Should I use my own normalization or the above one from ImageNet?
Does it really matter which one to use if the differences in mean and std are small?
If you want to simply use the pretrained model on your images (although that would imply having the ImageNet classes as output), then normalize your images with the ImageNet stats.
However, if you want to finetune a pretrained model using your images as training data, then I think it is best to normalize using your stats.
I have had experience with large differences between two datasets, which had enormous impact, but I don’t know about very small differences.
Thanks, that makes sense. And yes, I want to fine tune the pretrained model (for which I changed the classifier to my own with less classes).
Another question: to compute the mean and std, should I use the raw images or the transformed with the same transforms that I am going to use for the training dataset (such as RandomRotation, ColorJitter etc.)?
The problem is that due to the randomness in such transformations, the mean and the std will not be the same at each training iteration. On the other hand, if I use the mean and the std of the raw images, during the training the model sees transformed images which have different mean and std from the raw images.
Right, good question.
My first intuition would be to compute them on the raw images, because the transforms are random and would most likely not be reproduced exactly during training (unless you use a seed, which sort of breaks the randomness).

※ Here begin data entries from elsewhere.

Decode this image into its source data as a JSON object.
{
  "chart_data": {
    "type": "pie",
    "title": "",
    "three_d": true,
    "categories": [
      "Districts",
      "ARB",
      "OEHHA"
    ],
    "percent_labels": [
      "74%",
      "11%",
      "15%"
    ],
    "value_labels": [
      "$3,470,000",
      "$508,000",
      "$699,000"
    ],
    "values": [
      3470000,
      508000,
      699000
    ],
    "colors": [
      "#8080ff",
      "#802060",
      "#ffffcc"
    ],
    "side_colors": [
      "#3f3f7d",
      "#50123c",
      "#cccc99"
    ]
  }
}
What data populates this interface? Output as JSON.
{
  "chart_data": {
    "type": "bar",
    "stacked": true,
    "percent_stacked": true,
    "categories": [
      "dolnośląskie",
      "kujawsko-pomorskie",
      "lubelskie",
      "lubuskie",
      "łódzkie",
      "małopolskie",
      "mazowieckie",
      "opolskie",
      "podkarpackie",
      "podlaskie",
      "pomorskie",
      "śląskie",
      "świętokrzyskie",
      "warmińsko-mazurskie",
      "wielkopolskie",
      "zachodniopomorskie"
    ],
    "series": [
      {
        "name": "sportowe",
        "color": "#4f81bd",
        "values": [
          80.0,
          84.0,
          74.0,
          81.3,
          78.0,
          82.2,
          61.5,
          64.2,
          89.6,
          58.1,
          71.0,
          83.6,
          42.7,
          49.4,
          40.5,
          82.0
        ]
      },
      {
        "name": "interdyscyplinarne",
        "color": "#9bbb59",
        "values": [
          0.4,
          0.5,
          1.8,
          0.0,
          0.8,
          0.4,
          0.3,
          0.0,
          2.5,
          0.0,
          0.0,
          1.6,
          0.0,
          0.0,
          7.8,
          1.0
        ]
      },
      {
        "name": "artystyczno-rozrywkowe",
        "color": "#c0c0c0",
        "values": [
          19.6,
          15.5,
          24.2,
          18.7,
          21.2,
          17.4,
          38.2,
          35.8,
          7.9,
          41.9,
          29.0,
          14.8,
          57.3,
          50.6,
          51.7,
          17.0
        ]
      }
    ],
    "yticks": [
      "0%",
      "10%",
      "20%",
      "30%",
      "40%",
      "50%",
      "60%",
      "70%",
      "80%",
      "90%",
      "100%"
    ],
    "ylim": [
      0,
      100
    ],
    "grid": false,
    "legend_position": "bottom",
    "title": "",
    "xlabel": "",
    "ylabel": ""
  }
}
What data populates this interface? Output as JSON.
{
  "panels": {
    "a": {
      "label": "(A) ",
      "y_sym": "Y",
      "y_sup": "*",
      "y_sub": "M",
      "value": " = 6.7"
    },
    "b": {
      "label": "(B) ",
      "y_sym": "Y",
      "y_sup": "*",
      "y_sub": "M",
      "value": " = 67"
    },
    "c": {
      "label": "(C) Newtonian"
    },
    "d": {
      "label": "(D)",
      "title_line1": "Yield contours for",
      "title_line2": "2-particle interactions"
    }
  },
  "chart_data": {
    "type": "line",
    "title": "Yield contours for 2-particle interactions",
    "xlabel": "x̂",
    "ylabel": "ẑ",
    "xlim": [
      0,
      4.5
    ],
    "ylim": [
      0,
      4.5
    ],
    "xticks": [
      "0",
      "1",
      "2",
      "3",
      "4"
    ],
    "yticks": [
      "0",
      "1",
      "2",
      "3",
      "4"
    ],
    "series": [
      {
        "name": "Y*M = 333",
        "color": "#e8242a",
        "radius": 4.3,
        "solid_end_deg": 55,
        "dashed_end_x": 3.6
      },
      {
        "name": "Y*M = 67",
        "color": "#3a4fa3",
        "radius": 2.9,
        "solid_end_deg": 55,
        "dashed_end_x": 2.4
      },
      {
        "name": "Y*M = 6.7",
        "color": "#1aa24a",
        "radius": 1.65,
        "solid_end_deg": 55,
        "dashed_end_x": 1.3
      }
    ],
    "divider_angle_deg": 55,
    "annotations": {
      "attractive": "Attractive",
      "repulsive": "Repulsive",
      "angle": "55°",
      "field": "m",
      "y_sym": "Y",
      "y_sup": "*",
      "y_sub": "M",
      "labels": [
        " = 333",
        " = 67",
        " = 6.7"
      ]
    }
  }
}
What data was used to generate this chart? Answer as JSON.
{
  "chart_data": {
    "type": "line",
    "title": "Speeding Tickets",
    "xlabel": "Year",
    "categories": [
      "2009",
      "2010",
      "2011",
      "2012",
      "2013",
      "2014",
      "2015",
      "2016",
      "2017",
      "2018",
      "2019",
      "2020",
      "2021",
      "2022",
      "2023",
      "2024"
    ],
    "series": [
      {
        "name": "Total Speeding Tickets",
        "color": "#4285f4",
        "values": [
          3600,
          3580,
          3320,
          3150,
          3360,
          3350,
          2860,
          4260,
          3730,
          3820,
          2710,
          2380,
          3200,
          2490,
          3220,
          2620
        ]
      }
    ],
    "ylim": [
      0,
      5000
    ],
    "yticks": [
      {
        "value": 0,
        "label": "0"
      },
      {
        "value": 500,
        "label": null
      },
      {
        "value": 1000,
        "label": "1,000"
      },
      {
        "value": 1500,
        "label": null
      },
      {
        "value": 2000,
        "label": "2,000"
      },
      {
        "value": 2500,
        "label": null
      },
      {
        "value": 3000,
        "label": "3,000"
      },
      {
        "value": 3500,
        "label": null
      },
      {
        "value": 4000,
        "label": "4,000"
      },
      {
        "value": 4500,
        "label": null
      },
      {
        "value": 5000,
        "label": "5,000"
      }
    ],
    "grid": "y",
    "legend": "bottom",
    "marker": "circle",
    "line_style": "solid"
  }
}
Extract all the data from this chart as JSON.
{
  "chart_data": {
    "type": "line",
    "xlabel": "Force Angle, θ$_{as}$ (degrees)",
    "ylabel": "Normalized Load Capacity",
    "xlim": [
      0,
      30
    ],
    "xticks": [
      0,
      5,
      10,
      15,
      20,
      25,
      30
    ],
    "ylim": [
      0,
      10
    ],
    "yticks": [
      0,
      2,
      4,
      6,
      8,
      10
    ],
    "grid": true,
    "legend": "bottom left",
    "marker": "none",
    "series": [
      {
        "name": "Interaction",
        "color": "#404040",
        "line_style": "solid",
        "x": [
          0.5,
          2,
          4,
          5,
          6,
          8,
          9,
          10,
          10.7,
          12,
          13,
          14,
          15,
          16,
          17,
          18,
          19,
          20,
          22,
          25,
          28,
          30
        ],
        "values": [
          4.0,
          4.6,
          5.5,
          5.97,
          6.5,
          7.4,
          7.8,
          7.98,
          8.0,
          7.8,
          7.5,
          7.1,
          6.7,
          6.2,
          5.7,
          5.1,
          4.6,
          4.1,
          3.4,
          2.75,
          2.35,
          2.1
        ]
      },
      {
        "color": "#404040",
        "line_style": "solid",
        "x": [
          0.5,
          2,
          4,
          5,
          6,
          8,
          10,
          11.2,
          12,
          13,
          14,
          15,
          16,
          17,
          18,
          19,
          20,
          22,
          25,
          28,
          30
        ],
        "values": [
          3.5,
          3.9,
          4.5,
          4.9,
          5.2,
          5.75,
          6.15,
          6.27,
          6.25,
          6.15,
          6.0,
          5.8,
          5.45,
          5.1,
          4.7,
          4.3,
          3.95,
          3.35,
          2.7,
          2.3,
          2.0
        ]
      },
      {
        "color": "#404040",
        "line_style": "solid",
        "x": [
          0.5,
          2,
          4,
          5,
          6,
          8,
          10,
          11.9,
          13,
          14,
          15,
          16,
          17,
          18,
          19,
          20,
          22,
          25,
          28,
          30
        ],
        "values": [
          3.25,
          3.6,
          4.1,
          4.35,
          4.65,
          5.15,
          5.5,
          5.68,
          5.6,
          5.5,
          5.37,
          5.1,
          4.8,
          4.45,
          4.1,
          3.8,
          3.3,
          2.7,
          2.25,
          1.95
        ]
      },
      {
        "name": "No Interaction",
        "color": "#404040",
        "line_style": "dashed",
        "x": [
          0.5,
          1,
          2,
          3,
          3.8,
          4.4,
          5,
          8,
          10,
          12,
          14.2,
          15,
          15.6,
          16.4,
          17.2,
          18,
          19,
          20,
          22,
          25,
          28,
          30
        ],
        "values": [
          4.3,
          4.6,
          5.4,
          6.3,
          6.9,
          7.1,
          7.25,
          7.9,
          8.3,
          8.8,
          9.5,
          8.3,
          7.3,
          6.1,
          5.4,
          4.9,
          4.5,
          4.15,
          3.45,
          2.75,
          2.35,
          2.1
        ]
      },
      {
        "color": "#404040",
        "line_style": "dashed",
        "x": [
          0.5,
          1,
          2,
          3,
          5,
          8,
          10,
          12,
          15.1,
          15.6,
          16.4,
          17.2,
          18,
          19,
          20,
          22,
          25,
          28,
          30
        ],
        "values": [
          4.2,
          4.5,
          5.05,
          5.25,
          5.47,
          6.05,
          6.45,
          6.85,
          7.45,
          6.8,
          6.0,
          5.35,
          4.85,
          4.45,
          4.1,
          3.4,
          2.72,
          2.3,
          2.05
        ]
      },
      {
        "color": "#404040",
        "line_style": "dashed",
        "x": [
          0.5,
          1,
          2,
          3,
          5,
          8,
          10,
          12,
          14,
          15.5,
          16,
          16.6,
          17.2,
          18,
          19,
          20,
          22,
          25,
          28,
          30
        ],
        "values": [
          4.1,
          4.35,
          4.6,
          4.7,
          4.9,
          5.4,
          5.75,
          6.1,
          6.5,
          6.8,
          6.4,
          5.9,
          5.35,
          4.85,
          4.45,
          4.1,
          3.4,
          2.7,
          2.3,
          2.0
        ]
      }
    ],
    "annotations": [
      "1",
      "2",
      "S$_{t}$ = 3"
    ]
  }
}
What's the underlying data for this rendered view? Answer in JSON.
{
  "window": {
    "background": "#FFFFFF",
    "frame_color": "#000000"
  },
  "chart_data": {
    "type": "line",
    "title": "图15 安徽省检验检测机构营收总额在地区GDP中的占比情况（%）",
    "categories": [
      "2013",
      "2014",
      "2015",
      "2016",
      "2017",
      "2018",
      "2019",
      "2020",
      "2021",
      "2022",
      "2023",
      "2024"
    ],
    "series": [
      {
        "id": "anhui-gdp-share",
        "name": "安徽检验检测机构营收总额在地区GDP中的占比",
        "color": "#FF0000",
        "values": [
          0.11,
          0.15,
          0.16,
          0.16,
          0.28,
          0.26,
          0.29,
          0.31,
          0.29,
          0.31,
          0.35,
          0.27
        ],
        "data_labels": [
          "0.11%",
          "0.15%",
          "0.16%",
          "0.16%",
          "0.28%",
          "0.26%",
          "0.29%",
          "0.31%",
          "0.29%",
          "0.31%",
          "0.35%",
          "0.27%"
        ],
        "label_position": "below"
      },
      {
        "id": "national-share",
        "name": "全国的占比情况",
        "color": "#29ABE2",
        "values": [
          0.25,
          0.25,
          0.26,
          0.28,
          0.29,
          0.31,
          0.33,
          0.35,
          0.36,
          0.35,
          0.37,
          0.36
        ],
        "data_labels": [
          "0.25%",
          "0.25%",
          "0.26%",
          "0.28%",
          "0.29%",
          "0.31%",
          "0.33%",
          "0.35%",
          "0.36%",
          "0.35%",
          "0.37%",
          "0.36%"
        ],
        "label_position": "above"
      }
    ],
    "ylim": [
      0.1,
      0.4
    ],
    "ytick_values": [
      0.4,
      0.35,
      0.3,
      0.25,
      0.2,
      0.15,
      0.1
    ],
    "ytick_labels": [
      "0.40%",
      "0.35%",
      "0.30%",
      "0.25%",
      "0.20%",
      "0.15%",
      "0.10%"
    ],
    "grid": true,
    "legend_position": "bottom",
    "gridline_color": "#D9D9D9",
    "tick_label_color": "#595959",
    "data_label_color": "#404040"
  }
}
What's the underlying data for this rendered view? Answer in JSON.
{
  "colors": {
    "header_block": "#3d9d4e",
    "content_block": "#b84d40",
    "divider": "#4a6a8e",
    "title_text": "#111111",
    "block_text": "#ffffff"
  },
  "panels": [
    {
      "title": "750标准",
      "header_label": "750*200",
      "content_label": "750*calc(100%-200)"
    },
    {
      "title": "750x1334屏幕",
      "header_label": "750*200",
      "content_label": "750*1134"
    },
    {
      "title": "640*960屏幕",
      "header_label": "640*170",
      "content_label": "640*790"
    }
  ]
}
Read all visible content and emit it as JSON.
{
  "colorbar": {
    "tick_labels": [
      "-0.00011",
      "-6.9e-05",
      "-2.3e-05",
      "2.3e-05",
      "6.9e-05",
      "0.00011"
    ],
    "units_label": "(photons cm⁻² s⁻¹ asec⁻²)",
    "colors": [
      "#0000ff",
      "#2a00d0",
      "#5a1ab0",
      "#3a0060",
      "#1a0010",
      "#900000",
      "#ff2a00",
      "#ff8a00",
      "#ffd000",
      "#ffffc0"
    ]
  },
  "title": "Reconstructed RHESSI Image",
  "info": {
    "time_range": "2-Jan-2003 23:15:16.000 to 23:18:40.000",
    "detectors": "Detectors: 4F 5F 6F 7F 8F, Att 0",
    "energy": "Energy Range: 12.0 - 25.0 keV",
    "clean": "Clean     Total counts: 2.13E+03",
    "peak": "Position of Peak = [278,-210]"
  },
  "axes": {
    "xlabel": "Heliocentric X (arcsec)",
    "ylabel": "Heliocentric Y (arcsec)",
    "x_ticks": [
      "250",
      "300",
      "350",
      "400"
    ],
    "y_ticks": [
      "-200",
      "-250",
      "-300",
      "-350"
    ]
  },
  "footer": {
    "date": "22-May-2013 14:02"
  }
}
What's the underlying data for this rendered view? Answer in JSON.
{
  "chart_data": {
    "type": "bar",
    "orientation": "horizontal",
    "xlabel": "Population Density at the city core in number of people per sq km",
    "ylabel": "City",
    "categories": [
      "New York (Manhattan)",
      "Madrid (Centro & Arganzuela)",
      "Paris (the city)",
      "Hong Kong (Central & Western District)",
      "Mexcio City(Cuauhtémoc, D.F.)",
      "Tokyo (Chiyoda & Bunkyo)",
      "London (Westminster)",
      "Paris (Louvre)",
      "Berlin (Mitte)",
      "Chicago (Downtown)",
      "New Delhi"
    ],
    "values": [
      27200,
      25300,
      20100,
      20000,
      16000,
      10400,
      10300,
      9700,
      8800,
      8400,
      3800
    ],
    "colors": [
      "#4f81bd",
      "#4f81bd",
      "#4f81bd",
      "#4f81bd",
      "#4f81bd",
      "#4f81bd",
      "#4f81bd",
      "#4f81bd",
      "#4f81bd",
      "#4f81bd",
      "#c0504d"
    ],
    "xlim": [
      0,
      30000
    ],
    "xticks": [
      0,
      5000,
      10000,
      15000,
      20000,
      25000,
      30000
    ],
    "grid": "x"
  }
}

Regarding the ColorJitter transform and generally all transforms acting on the luminance etc. of the images: they don’t yet support ranged bounds (unless you compile torchvision from master), so the randomness will always be centered along the mean value of the raw images (+/- parameter given).
For the RandomRotation and generally all transforms that could pad the images with black borders: try to replace the black border by the mean value of the raw images instead, so that it doesn’t interfere on the statistics.
I think the general idea here is the same as before: compute the statistics for whatever is going to be your use case, so that during evaluation/inference of the model, the test/validation images (which wouldn’t be augmented) have similar distribution!